What condition is associated with very low LPL activity and high TG concentration (can be >10,000 mg/dl)? Why?

A

DIABETIC KETOACIDOSIS (severe insulin deficiency) is associated with very low LPL activity and high TG b/c LPL biosynthesis requires some minimal amount of insulin.

52
Q

When plasma TG is >800 mg/dl, there is substantial what?

A

There is substantial accumulation of CHYLOMICRONS (CMs) in the plasma.
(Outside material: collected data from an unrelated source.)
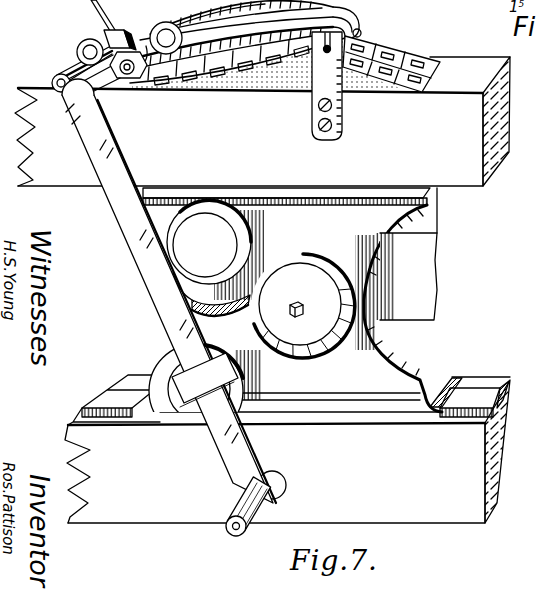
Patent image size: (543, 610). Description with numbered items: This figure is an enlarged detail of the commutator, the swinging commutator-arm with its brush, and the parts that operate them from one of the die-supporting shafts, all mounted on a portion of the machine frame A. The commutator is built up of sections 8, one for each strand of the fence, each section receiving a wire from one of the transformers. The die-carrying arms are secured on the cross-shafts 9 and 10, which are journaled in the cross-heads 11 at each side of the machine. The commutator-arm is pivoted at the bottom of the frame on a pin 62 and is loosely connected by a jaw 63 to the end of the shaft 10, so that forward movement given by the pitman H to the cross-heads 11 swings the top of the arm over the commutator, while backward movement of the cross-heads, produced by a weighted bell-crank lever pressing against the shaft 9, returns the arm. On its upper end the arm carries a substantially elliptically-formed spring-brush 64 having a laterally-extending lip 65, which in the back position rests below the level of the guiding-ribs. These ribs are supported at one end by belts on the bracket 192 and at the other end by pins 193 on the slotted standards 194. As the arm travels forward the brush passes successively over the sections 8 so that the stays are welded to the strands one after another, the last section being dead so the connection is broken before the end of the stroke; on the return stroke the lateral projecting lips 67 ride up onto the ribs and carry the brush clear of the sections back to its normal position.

The section of the commutator 8 is at (220, 69).
The cross-shaft 9 is at (228, 247).
The cross-shaft 10 is at (222, 348).
The cross-heads 11 is at (262, 383).
The pin 62 is at (278, 488).
The jaw 63 is at (182, 393).
The spring-brush 64 is at (110, 143).
The laterally-extending lip 65 is at (96, 79).
The lateral projecting lips 67 is at (88, 108).
The bracket 192 is at (60, 73).
The pins 193 is at (322, 56).
The slotted standards 194 is at (58, 58).
The pitman H is at (406, 276).
The lower bed block A is at (287, 449).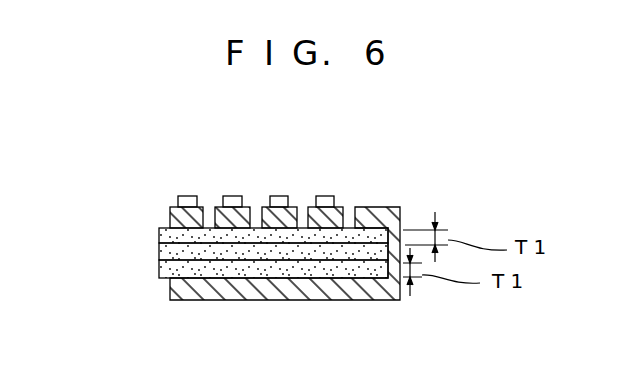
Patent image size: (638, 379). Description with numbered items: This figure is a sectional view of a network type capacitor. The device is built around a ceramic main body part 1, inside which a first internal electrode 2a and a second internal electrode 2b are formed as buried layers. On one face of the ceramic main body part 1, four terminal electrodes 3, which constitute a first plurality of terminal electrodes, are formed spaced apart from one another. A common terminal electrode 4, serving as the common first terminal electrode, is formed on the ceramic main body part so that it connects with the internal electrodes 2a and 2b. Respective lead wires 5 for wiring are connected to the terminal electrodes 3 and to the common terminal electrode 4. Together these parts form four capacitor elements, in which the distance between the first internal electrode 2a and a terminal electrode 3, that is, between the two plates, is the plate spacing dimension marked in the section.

The ceramic main body part 1 is at (165, 233).
The first internal electrode 2a is at (197, 243).
The second internal electrode 2b is at (200, 260).
The terminal electrodes 3 is at (312, 200).
The common terminal electrode 4 is at (373, 207).
The lead wires 5 is at (189, 196).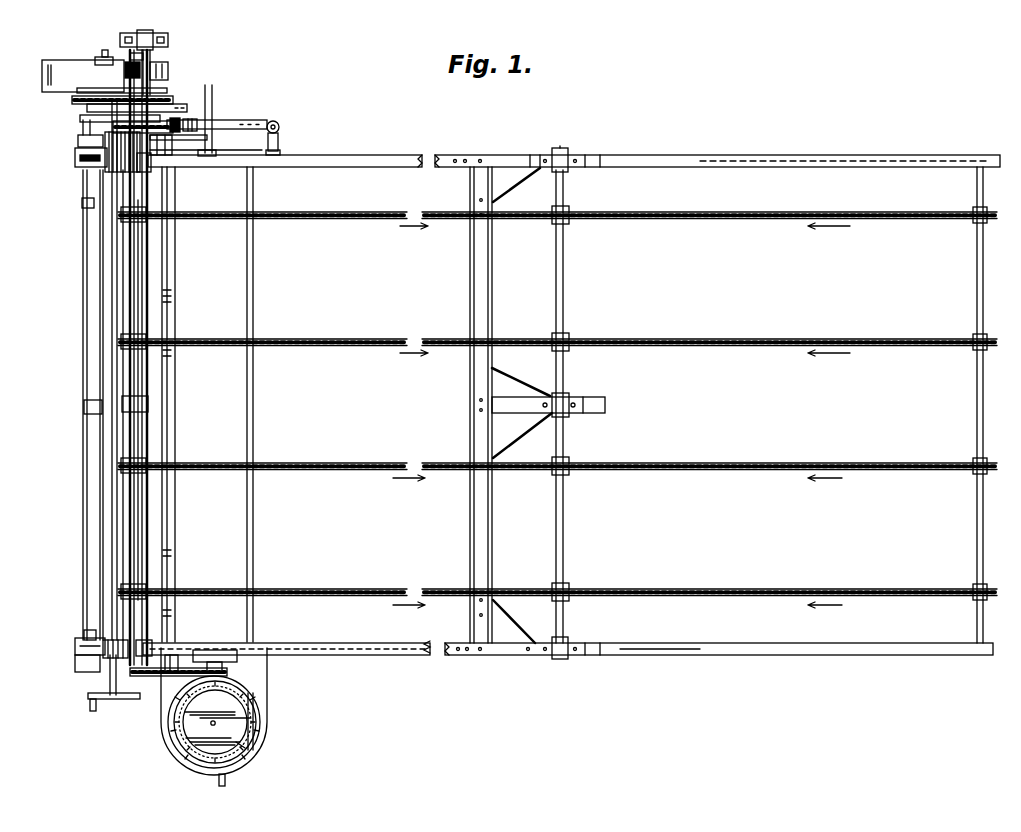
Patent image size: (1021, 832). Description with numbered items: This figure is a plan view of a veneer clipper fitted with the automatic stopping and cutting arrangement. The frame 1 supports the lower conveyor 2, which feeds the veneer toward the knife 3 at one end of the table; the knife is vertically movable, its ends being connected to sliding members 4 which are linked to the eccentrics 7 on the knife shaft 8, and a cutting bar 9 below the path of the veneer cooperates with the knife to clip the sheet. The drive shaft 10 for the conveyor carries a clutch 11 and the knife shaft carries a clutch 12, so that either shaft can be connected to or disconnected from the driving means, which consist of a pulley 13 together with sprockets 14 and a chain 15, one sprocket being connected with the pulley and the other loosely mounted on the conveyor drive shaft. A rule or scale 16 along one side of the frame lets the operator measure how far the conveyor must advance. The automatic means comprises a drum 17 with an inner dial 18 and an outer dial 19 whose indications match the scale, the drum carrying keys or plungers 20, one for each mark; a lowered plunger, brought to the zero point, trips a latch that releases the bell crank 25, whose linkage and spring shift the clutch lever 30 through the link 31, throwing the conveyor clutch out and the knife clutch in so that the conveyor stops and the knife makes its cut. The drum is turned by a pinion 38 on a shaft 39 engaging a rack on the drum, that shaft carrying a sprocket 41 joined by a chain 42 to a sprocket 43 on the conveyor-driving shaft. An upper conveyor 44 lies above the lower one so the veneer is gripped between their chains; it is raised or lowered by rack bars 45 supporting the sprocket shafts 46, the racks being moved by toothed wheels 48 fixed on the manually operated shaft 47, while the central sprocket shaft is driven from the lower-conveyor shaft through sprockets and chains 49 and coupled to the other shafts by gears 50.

(since VLDL-TG production should be low in severe insulin deficiency, this massive amount of TG comes from dietary fat and is mostly present in CMs)

53
Q

Usually, pt’s with T2DM have plasma concentrations of insulin adequate to maintain normal LPL synthesis. However, in some cases they get moderate hypertriglyceridemia. Why? What type of type of hyperlipidemia is this?

A

In SOME CASES of T2DM, there appears to be a FUNCTIONAL ABNORMALITY (possible excess apoC-III) of LPL leading to slow clearance of TG. SInce T2DM pt’s have very high VLDL-TG prodcution, even a SLIGHTLY ABNORMAL CLEARANCE OF TG WILL USUALLY LEAD TO MODERATE HYPERTRIGYLCERIDEMIA→Type IV Hyperlipidemia (150 to 800 mg/dl)

54
Q

A further increase in VLDL production in T2DM (due to worsening blood glc control) combined with this subtle defect in LPL can lead to what type of hyperlipidemia?

A

It can overwhelm the LPL such that it can no longer adequately metabolize CM-TG, which can lead to SEVERE HYPERTRIGLYCERIDEMIA WITH INCREASED VLDL AND CMs→ Type V HLP (>800 mg/dl)

55
Q

What is the difference between Type I and Type V HLP?

A

Type V HLP has BOTH CMs and large VLDL (visible as a white suspension).
Type I HLP does not have large VLDL, ONLY CMs.

56
Q

How would Type I and Type V HLP plasmas look different after being left overnight in a refrigeratior?

A

Type I HLP plasma will form a CM layer (thick cream) at the top of the tube, but plasma below will be clear (no large VLDL).
Type V plasma will have the CM layer, but the plasma will look CLOUDY b/c of the large amount of large VLDL in the plasma.

57
Q

What are the relative frequencies and causes of Type I HLP and Type V HLP?

A

Type I HLP is a RARE condition, seen only when there is a GENETIC ABSENCE OF LPL or apoC-II. (infants)
Type V is MUCH MORE COMMON and is seen in patients with a combination of VLDL OVER-PRODUCTION and PARTIAL LPL ABNORMALITY. (manifests in adulthood)

58
Q

In addition to Type I and Type V HLP’s, what is the third etiology of reduced TG clearance?

A

an increase in apoC-III (an inhibitor of LPL)

59
Q

In what type of pt’s are hepatic apoC-III synthesis and plasma levels elevated?

A

Hepatic apoC-III synthesis is increased and its plasma levels are elevated in pt’s with INSULIN RESISTANCE→Type 2 DM and Chronic Renal Insufficiency.

60
Q

Plasma TG levels appear to correlate better with apoC-II or apoC-III?

A

ApoC-III

(pt’s w/ insulin resistance also have elevated apoC-II, but apoC-III appears to be a stronger inhibitor than C-II is a stimulator.)